On cue, the couple that had been with him at the lab came down from upstairs. The man and woman had just showered, going by their wet hair, and they wore clothes either the same or identical to what they’d had on before.
They both still sported guns at their waists, too.
“I’ll text Jane,” the woman said. “She’ll come right away.”
“Is she a fully trained doctor?” Sarah asked sharply. “An internist?”
The woman nodded. “She treats all of us. She’s a surgeon, actually.”
“Look, this child has been deliberately infected with—”
“I know,” came the terse reply. “They did the same thing to me.”
Sarah blanched and glanced at the boy. Then she stared at the woman in alarm. But there was no eye contact to be had there. The female commando was stepping away into the kitchen, and her boyfriend/husband/partner went with her.
“You’re awake.”
She refocused on the child as the man spoke. Those eyes were opening slowly, the boy’s thin limbs stirring under the blanket.
“Where’s my mahmen?”
The man looked over at Sarah. “Can you give me a minute with him?”

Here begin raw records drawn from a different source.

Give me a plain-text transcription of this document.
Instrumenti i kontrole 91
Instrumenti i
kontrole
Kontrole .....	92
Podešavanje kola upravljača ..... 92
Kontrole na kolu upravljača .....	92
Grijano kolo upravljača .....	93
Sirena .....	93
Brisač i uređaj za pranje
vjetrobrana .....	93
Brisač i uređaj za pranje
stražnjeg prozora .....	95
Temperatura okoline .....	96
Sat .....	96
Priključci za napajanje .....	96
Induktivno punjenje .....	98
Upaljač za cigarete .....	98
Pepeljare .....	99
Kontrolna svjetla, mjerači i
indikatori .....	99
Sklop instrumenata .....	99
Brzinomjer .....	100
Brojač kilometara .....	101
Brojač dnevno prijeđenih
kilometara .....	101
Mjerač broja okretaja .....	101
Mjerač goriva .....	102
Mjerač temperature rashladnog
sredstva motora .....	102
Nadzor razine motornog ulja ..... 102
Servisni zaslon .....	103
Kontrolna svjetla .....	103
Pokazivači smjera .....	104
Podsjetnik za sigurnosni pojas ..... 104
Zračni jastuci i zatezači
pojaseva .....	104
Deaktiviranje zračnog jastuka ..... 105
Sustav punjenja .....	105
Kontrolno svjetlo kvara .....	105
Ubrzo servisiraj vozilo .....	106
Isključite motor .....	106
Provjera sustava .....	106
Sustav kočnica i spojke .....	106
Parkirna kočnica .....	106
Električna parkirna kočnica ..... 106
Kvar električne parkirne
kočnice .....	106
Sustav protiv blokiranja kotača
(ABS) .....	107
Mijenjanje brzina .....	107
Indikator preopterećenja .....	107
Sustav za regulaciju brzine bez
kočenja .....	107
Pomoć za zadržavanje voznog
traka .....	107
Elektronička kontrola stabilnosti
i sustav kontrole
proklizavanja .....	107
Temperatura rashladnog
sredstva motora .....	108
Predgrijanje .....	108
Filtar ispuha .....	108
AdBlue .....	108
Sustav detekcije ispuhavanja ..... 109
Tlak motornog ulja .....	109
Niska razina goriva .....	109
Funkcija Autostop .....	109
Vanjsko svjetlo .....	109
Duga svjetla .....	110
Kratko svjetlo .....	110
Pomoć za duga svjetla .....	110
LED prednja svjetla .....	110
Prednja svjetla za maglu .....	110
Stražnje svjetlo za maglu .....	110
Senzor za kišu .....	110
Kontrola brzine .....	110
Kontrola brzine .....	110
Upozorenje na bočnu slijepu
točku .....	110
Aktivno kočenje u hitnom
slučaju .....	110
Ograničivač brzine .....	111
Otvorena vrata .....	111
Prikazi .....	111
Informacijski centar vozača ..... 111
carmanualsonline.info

A powerful impulse to stay right where she was—or, even better, take the poor child into her lap again—hit her like a message from God. But something in the way the pair of them stared at her suggested they had a history.
“Are you his family?” she asked the commando.
“Yes,” he said. “In all the ways that matter right now.”
Sarah nodded and backed her way into the hall. She went all the way down to the archway of the kitchen, and then could go no further. Leaning against the wall, she crossed her arms over her chest and felt like her heart was breaking as she watched the two of them from afar.
She couldn’t hear anything that was said as the man rubbed his face, cracked his knuckles … and then sat down on the sofa to look the child right in the eye.
The man’s mouth moved again, and the expression on the boy’s face tightened into a mask. The boy asked something. The man answered.
There was another question.
Another answer.
The boy looked down at the quilt that had been pulled over his little body. As he began to cry, the man seemed exactly as heartbroken as Sarah felt.
The commando took the child into his strong arms and held him.
As those oddly glowing eyes lifted to Sarah over the boy’s dark head, she put her hand over her mouth. And wondered exactly how much more anyone that young could take.
Hell, most adults couldn’t handle half of what he’d lived through already. It was so unfair for anything to be added to his burdens.
“—about to go through the change. So we need to get a Chosen here before day breaks just in case.”